Gutman’s evolving practice

Gutman’s unique multidisciplinary style is a relatively recent practice. She studied painting as an undergraduate at UNSW Art & Design, and then went on to complete a Masters in Fine Arts (Sculpture) at Rhode Island School of Design in 2018.

The experience there – where she felt out of place because of her lack of experience working with wood and metal, and felt every time she had a question, “some guy would take the wood and do it for me” – led to a change in focus. “I wanted to make things that were really dramatic and big and all encompassing, and textiles became a way for me to work at scale. I was conceptually exploring how something can be grand and take up lots of space in a way that’s really soft.”

At first, Gutman looked at the materials very conceptually, thinking about what the item of clothing had to say about an era, or industry, or race and gender. But, she explains, “I was making this work that sounded interesting, and was interesting to other people, but it wasn’t actually what I loved. I love figurative painting, I’m a sensitive person, I love storytelling, I love my friends. I realised I was making work that if I had seen it, I might have walked past it.”

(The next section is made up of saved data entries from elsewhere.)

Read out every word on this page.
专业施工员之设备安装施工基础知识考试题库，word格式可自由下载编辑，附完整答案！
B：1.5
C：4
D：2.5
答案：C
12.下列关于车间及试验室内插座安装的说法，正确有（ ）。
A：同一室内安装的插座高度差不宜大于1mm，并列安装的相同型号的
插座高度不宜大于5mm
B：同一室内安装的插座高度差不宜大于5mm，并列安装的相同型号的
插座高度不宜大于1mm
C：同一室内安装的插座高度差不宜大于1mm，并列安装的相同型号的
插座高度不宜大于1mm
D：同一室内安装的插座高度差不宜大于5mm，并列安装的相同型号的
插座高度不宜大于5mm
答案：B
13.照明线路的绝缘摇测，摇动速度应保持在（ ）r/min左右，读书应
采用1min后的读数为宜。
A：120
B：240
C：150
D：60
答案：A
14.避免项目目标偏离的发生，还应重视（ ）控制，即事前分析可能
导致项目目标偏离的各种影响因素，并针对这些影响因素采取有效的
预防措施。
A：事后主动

And then Gutman’s life was disrupted by the death of her studio mate and friend, and she made the decision to return to Australia. As Gutman worked through her grief her current practice of using textiles from clothing belonging to friends and family evolved. Her first works in this style were made using fabric from clothing that belonged to the friend who had passed away. “I think there’s a real relationship between loss and grief and textiles. I think that we really hold memory. It’s kind of the closest embodiment we have of the person outside the physicalisation of that person. You know, clothes take on our bodies, they smell like us. They express something about us because we choose them.”

The materials she uses are “all charged with memories. Some more so than others. So, while I’m working, I’m really thinking about everyone and remembering.”

Life as a Fine Arts student and teacher 

A portrait of Julia Gutman in her studio

A portrait of Julia in her studio. Photo by Maggie Shapter, courtesy of Sullivan+Strumpf.

Since returning from the United States, Gutman has also spent time teaching art at UNSW Art & Design, where she shares with students the best advice she ever got, which is “the work has to be its own reward”. And she expands, “if you love what you’re making, and want to devote time to it, it should be enough and everything else that happens externally is extra.”

Being a Fine Arts student is a special time, says Gutman. “Having the conversations that happen in the studio be taken seriously and really being allowed to give ideas space and think about the power of culture is really precious. It’s so rare to be in a room full of people who are listening to what you think and what you feel – and the core output is ideas. What a privilege.”

As for what’s next for Gutman, she won’t be teaching in second semester but is packing up her sewing machine and materials and heading to Italy as an artist in residence at Palazzo Monti, in Brescia. In November her works will be exhibited in Milan, and then she will be back in Australia preparing for her next solo exhibition, planned for March 2024.

And what difference will the Archibald Prize make to Gutman’s life as an artist? “I like to think of it as a job promotion,” she says. “Whatever happens externally, you still have to come to the studio and show up with yourself, and that doesn’t get easier because someone said that your work was good.  But I would like to venture into other ways of working, making some videos and working at a bigger scale. This kind of opportunity gives you the power to do that. And particularly as a young woman to be taken seriously.”

Fortunately, the studio is one of Gutman’s favourite places to spend her time, as she’s certainly got a lot of creating to do. And a larger audience than ever.